7’DEN BÜYÜK DEPREM OLUYOR
Sakarya Üniversitesi Jeofizik Mühendisliği Bölüm Başkanı Prof. Dr. Levent Gülen, 1999 depreminden sonra yaptıkları gözlemlerde Türkiye’de istatistiksel olarak her 3 yılda bir 7’den büyük deprem olduğunu söyledi. Deprem üzerine yaptığı araştırmalar ve tezler ile tanınan Prof. Dr. Gülen, “Ülkemiz bir deprem ülkesi. Deprem ülkesi olmasının nedeni de jeolojik konumu ve yapısı. Dünyanın birçok yerlerinde depremler oluyor” dedi.
Son 100 yıldaki depremleri hatırlatan Prof. Dr. Gülen, “Ama bu bazen uzun süreler olmuyor. Örneğin en son 7’den büyük deprem Van’da oldu 2011 yılında. Şu anda 2017 yılındayız. 6 seneden beri Türkiye’de 7’den büyük deprem olmadı. Kandilliğ olarak olarak elimizde yer alan istatistiksel verileri göz önüne aldığımızda 7 büyüklüğündeki depremler genellikle her 3 yılda bir büyük bir deprem meydana gelirken en sonra 2011’de Van’da gerçekleşen fay kırılması sonrasında büyük bir enerjinin boşaldığını bu tarihten sonra 7 büyüklüğünde herhangi bir depremin meydana gelmediğinin altını çizdi. Prof. Dr. Gülen yakın bir zamanda 7’den büyük deprem olursa şaşırmamamız gerekiyor çünkü bu 100 yıllık istatistik eninde sonunda bir deprem oluşturuyor. Yani yer bilimlerinde bir laf vardır ‘geçmiş geleceğin anahtarıdır’. Eğer bir yerde deprem olmuşsa gelecekte de olacaktır. Bu zaten doğanın kanunu” dedi.
DEPREMLER YILDA BİN KİŞİYİ ÖLÜYOR
Prof. Dr. Gülen, “Son 100 yıllık istatistiklere bakacak olursak senede ortalama olarak maalesef depremler nedeniyle bin vatandaşımız hayatını kaybediyor. Bu çok yüksek bir rakam. Deprem esnasında gerçekleşen ölüm oranlarını incelediğimizde dünyanın diğer gelişmiş ülkelerine bakarsak daha düşük rakamlar var.
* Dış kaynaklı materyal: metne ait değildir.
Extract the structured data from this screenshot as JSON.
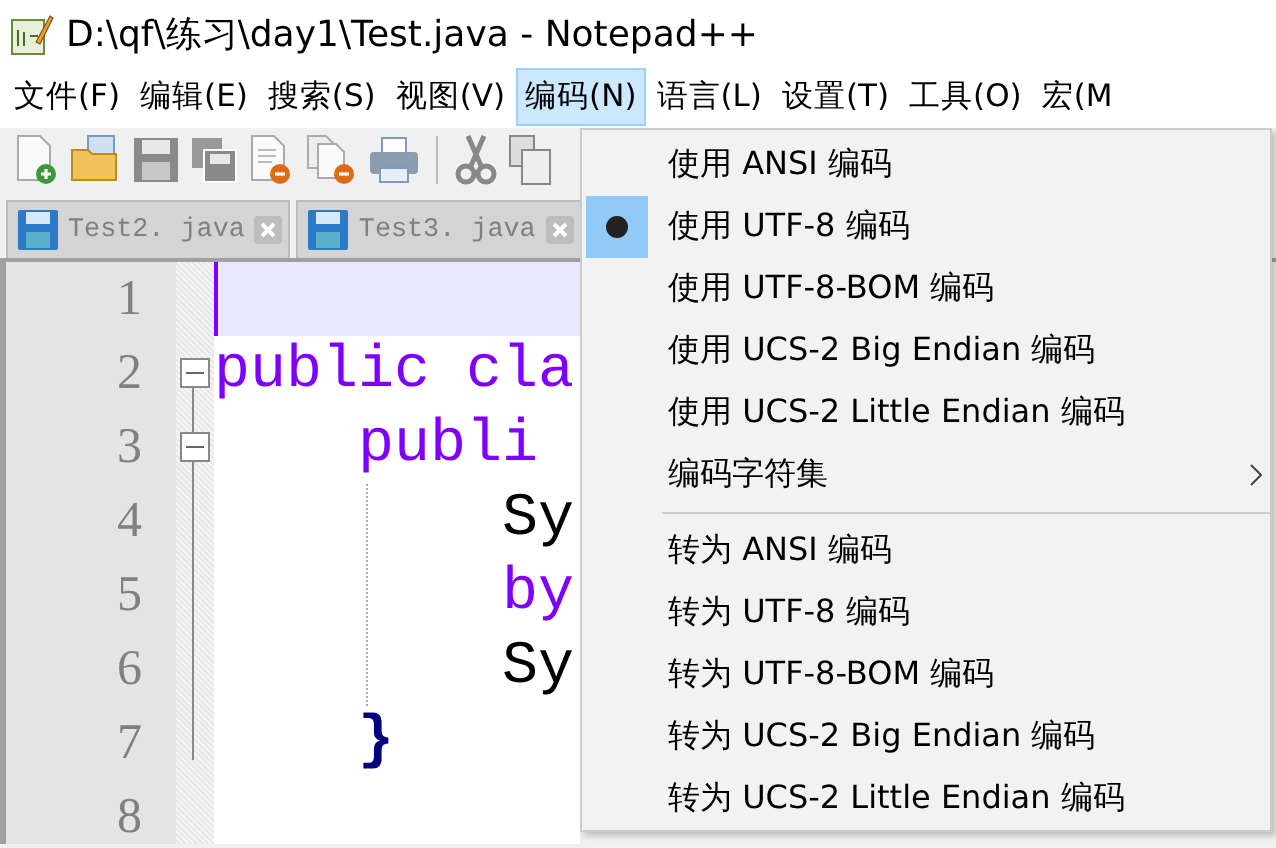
{
  "window": {
    "title": "D:\\qf\\练习\\day1\\Test.java - Notepad++"
  },
  "menu_bar": [
    {
      "label": "文件(F)",
      "selected": false
    },
    {
      "label": "编辑(E)",
      "selected": false
    },
    {
      "label": "搜索(S)",
      "selected": false
    },
    {
      "label": "视图(V)",
      "selected": false
    },
    {
      "label": "编码(N)",
      "selected": true
    },
    {
      "label": "语言(L)",
      "selected": false
    },
    {
      "label": "设置(T)",
      "selected": false
    },
    {
      "label": "工具(O)",
      "selected": false
    },
    {
      "label": "宏(M",
      "selected": false
    }
  ],
  "tabs": [
    {
      "label": "Test2. java"
    },
    {
      "label": "Test3. java"
    }
  ],
  "editor": {
    "lines": [
      {
        "number": "1",
        "current": true,
        "fold_marker": false
      },
      {
        "number": "2",
        "text": "public cla",
        "kind": "keyword",
        "current": false,
        "fold_marker": true
      },
      {
        "number": "3",
        "text": "    publi",
        "kind": "keyword",
        "current": false,
        "fold_marker": true
      },
      {
        "number": "4",
        "text": "        Sy",
        "kind": "plain",
        "current": false,
        "fold_marker": false
      },
      {
        "number": "5",
        "text": "        by",
        "kind": "keyword",
        "current": false,
        "fold_marker": false
      },
      {
        "number": "6",
        "text": "        Sy",
        "kind": "plain",
        "current": false,
        "fold_marker": false
      },
      {
        "number": "7",
        "text": "    }",
        "kind": "brace",
        "current": false,
        "fold_marker": false
      },
      {
        "number": "8",
        "current": false,
        "fold_marker": false
      }
    ]
  },
  "encoding_menu": [
    {
      "kind": "item",
      "label": "使用 ANSI 编码",
      "selected": false
    },
    {
      "kind": "item",
      "label": "使用 UTF-8 编码",
      "selected": true
    },
    {
      "kind": "item",
      "label": "使用 UTF-8-BOM 编码",
      "selected": false
    },
    {
      "kind": "item",
      "label": "使用 UCS-2 Big Endian 编码",
      "selected": false
    },
    {
      "kind": "item",
      "label": "使用 UCS-2 Little Endian 编码",
      "selected": false
    },
    {
      "kind": "submenu",
      "label": "编码字符集",
      "selected": false
    },
    {
      "kind": "separator"
    },
    {
      "kind": "item",
      "label": "转为 ANSI 编码",
      "selected": false
    },
    {
      "kind": "item",
      "label": "转为 UTF-8 编码",
      "selected": false
    },
    {
      "kind": "item",
      "label": "转为 UTF-8-BOM 编码",
      "selected": false
    },
    {
      "kind": "item",
      "label": "转为 UCS-2 Big Endian 编码",
      "selected": false
    },
    {
      "kind": "item",
      "label": "转为 UCS-2 Little Endian 编码",
      "selected": false
    }
  ]
}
Bizim amacımız halkımıza depremin değil binaların öldürdüğünün ve deprem anında hayatta kalmanın yolları üzerine kapsamlı bir eğitim verilmesi aynı zamanda düzenli periyotlarda halkıma deprem tatbikatı yaparak olası bir depreme hazırlıklı hale getirmektir. Ülkemizde deprem nedeniyle bu binlerde olan ölüm sayısını tek haneli rakamlara indirmek ilk hedefimiz olmalıdır. Bunun için de gayet iyi bir afet yönetimi hazırlamamız, uygulamamız gerekiyor ki bu konuda çok büyük aşamalar kaydettik” diye konuştu.
1999 MARMARA DEPREMİNDE 5 AYRI DEPREM OLDU
Boğaziçi Üniversitesi Kandilli Rasathanesi ve Deprem Araştırmaları Enstitüsü Bölgesel Deprem Tsunami İzleme ve Değerlendirme Merkezi (BDTİM) Müdürü Prof. Dr. Ali Pınar ise yaptığı konuşmada 17 Ağustos 1999’da yaşanan depremle ilgili teknik bilgiler verdi.
Prof. Dr. Pınar şunları söyledi: “Her ne kadar 17 Ağustos 1999 depremi desek de, genelde bir deprem dediğimiz zaman bir fay kırıldı, bir deprem meydana geldi diyoruz. Halbuki 17 Ağustos gecesi, 03.02’de başlayan deprem 5 tane iç içe geçen depremdi. 5 tane ana şok vardı ve bir birinden bağımsız 5 fay aslında hareket etti. Bu fay segmentleri tabi tamamı Kuzey Anadolu Fayı’nın parçalarıydı. Bunlardan bir tanesi Yalova-Hersek arasındaydı, bu fay segmenti yaklaşık 25-30 kilometre uzunluğundaydı.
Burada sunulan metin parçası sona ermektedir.